It’s been a long road, and we’re almost at the end of it. Mega Man 11 will launch on October 2, nearly eight years since Mega Man 10. In-between that time was a fan-made spinoff published by Capcom, and of course the wonderful Mega Man Legacy Collection set. But why did it take so long for a new, Capcom-developed Mega Man game? Was Mega Man truly struggling to move copies, justifying several cancelled projects, or was something else happening? We might have an answer now.
Speaking to VentureBeat, Mega Man 11 producer Kazuhiro Tsuchiya and director Koji Oda contemplated the answer to this years-long question. Perhaps unsurprisingly, a lot of the break had to do with the departure of Mega Man figurehead Keiji Inafune. When a leader leaves a company, it can often cause a ripple effect across the people they leave behind. This was certainly true for everyone under Inafune, which compromised the short-term future of the Blue Bomber.
As the story goes, there was a huge hesitation for anyone to step up to become the new “Mega Man guy.” While Inafune didn’t make games by himself, he still was known as the “creator” of the character, and that sort of recognition holds a lot of weight.
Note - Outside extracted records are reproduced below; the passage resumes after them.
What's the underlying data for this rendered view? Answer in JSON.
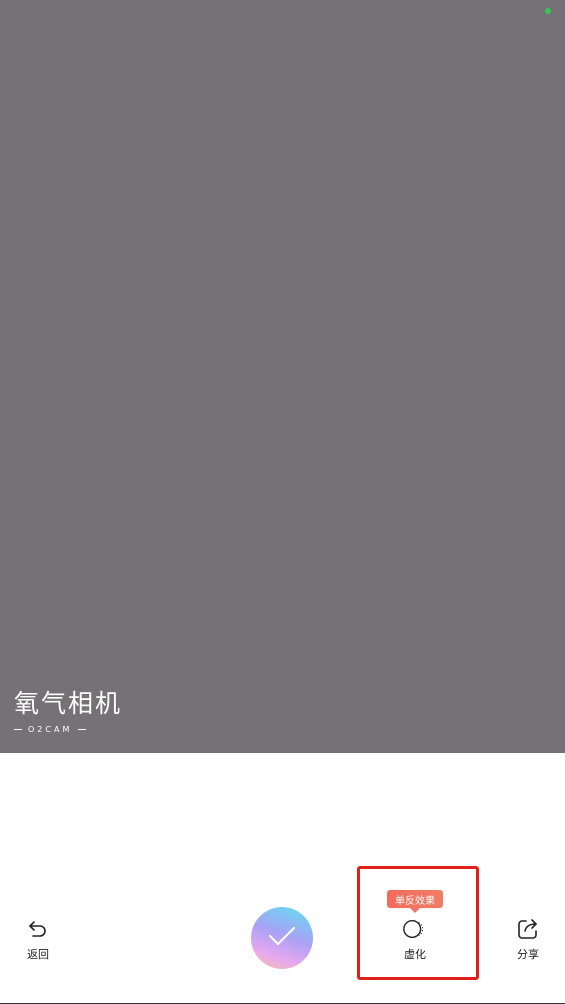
{
  "watermark": {
    "title": "氧气相机",
    "subtitle": "O2CAM"
  },
  "toolbar": {
    "back_label": "返回",
    "blur_label": "虚化",
    "share_label": "分享",
    "tooltip": "单反效果"
  },
  "colors": {
    "preview_bg": "#767176",
    "status_dot": "#34c759",
    "highlight": "#e0201a"
  },
  "icons": {
    "back": "undo-arrow-icon",
    "confirm": "checkmark-icon",
    "blur": "blur-circle-icon",
    "share": "share-arrow-icon"
  }
}
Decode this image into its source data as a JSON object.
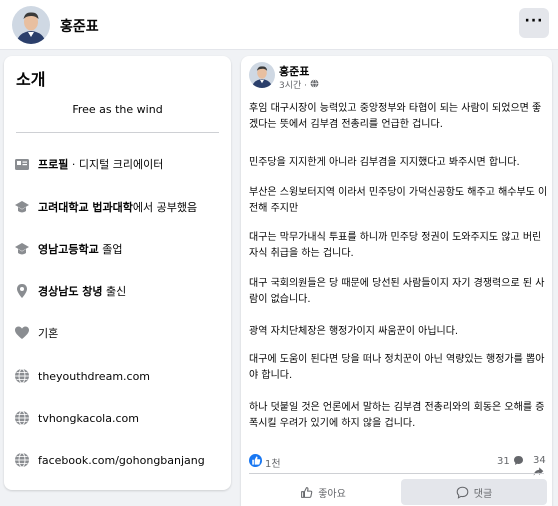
{
  "header": {
    "profile_name": "홍준표",
    "more_label": "···"
  },
  "intro": {
    "title": "소개",
    "bio": "Free as the wind",
    "items": [
      {
        "icon": "profile-card-icon",
        "bold": "프로필",
        "text": " · 디지털 크리에이터"
      },
      {
        "icon": "graduation-cap-icon",
        "bold": "고려대학교 법과대학",
        "text": "에서 공부했음"
      },
      {
        "icon": "graduation-cap-icon",
        "bold": "영남고등학교",
        "text": " 졸업"
      },
      {
        "icon": "location-pin-icon",
        "bold": "경상남도 창녕",
        "text": " 출신"
      },
      {
        "icon": "heart-icon",
        "bold": "",
        "text": "기혼"
      },
      {
        "icon": "globe-icon",
        "bold": "",
        "text": "theyouthdream.com"
      },
      {
        "icon": "globe-icon",
        "bold": "",
        "text": "tvhongkacola.com"
      },
      {
        "icon": "globe-icon",
        "bold": "",
        "text": "facebook.com/gohongbanjang"
      }
    ]
  },
  "post": {
    "author": "홍준표",
    "time": "3시간 ·",
    "paragraphs": [
      "후임 대구시장이 능력있고 중앙정부와 타협이 되는 사람이 되었으면 좋겠다는 뜻에서 김부겸 전총리를 언급한 겁니다.",
      "민주당을 지지한게 아니라 김부겸을 지지했다고 봐주시면 합니다.",
      "부산은 스윙보터지역 이라서 민주당이 가덕신공항도 해주고 해수부도 이전해 주지만",
      "대구는 막무가내식 투표를 하니까 민주당 정권이 도와주지도 않고 버린 자식 취급을 하는 겁니다.",
      "대구 국회의원들은 당 때문에 당선된 사람들이지 자기 경쟁력으로 된 사람이 없습니다.",
      "광역 자치단체장은 행정가이지 싸움꾼이 아닙니다.",
      "대구에 도움이 된다면 당을 떠나 정치꾼이 아닌 역량있는 행정가를 뽑아야 합니다.",
      "하나 덧붙일 것은 언론에서 말하는 김부겸 전총리와의 회동은 오해를 증폭시킬 우려가 있기에 하지 않을 겁니다."
    ],
    "reactions_count": "1천",
    "comments_count": "31",
    "shares_count": "34",
    "like_label": "좋아요",
    "comment_label": "댓글"
  },
  "colors": {
    "accent": "#1877f2",
    "background": "#f0f2f5",
    "muted_text": "#65676b"
  }
}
It seems like, based on the response from Tsuchiya and Oda, nobody at Capcom really took the initiative to take the reigns and get a new game going, until Oda himself did so.
It also helps that, as the two revealed, Digital Eclipse’s efforts with the first Mega Man Legacy Collection paid off, to the tune of a million worldwide sales, proving that there was still a hunger for the series, even with yet another re-release of the classic NES games.